Commerce Secretary Wilbur Ross said the revisions “fit squarely within the president’s mandate of easing the regulatory burden on the American public without sacrificing our species protection and recovery goals.”
The Endangered Species Act is credited with helping save the bald eagle, California condor and scores of other animals and plants from extinction since President Richard Nixon signed it into law in 1973. The act currently protects more than 1,600 species in the United States and its territories.
John Barrasso, a Wyoming Republican who leads the Senate Environment and Public Works Committee, said that Monday’s changes in enforcement are “a good start” but that he will continue working to change the act.
Under the enforcement changes, officials will for the first time be able to publicly attach a cost to saving an animal or plant.

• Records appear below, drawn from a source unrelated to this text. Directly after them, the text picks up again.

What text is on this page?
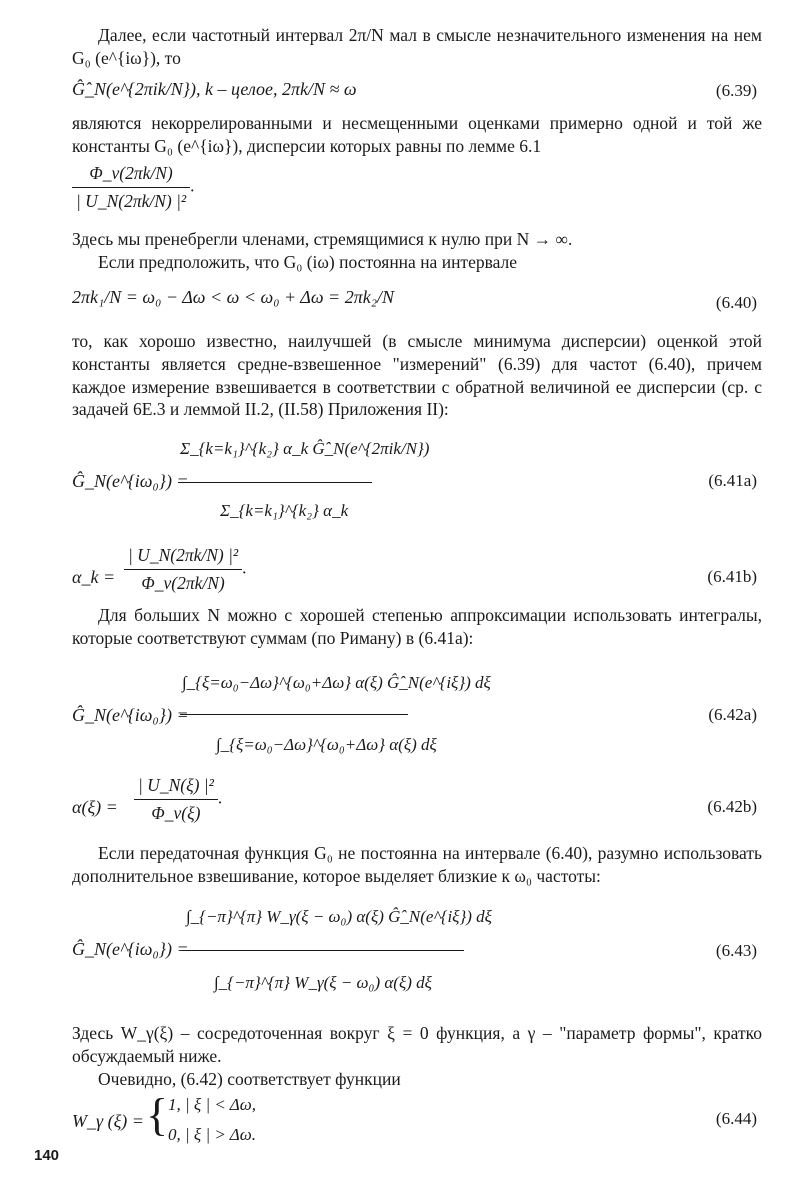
Далее, если частотный интервал 2π/N мал в смысле незначительного изменения на нем G₀ (e^{iω}), то

Ĝ̂_N(e^{2πik/N}), k – целое, 2πk/N ≈ ω	(6.39)

являются некоррелированными и несмещенными оценками примерно одной и той же константы G₀ (e^{iω}), дисперсии которых равны по лемме 6.1

$\frac{\Phi\_v(2\pi k/N)}{\text{| U\_N(2πk/N) |²}}$ .

Здесь мы пренебрегли членами, стремящимися к нулю при N → ∞.

Если предположить, что G₀ (iω) постоянна на интервале

2πk₁/N = ω₀ − Δω < ω < ω₀ + Δω = 2πk₂/N	(6.40)

то, как хорошо известно, наилучшей (в смысле минимума дисперсии) оценкой этой константы является средне-взвешенное "измерений" (6.39) для частот (6.40), причем каждое измерение взвешивается в соответствии с обратной величиной ее дисперсии (ср. с задачей 6E.3 и леммой II.2, (II.58) Приложения II):

Ĝ_N(e^{iω₀}) =
Σ_{k=k₁}^{k₂} α_k Ĝ̂_N(e^{2πik/N})
Σ_{k=k₁}^{k₂} α_k
(6.41a)
α_k = $\frac{\text{| U\_N(2πk/N) |²}}{\Phi\_v(2\pi k/N)}$ .	(6.41b)

Для больших N можно с хорошей степенью аппроксимации использовать интегралы, которые соответствуют суммам (по Риману) в (6.41a):

Ĝ_N(e^{iω₀}) =
∫_{ξ=ω₀−Δω}^{ω₀+Δω} α(ξ) Ĝ̂_N(e^{iξ}) dξ
∫_{ξ=ω₀−Δω}^{ω₀+Δω} α(ξ) dξ
(6.42a)
$\alpha(\xi) = \frac{\text{| U\_N(ξ) |²}}{\Phi\_v(\xi)}$ .	(6.42b)

Если передаточная функция G₀ не постоянна на интервале (6.40), разумно использовать дополнительное взвешивание, которое выделяет близкие к ω₀ частоты:

Ĝ_N(e^{iω₀}) =
∫_{−π}^{π} W_γ(ξ − ω₀) α(ξ) Ĝ̂_N(e^{iξ}) dξ
∫_{−π}^{π} W_γ(ξ − ω₀) α(ξ) dξ
(6.43)

Здесь W_γ(ξ) – сосредоточенная вокруг ξ = 0 функция, а γ – "параметр формы", кратко обсуждаемый ниже.

Очевидно, (6.42) соответствует функции

W_γ (ξ) = { 1, | ξ | < Δω,
0, | ξ | > Δω.
(6.44)
140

That’s even though Congress has stipulated that economic costs not be a factor in deciding whether to protect an animal.
Gary Frazer, an assistant director at the U.S. Fish and Wildlife Service, told reporters that the government will adhere to that stipulation by disclosing the costs to the public without it being a factor for the officials as they consider the protections.
Price tag or no, Frazer said, federal officials will keep selecting and rejecting creatures from the endangered species list as Congress required, “solely on the basis of the best available scientific information and without consideration for the economic impacts.”
“Nothing in here in my view is a radical change for how we have been consulting and listing species for the last decade or so,” Frazer added.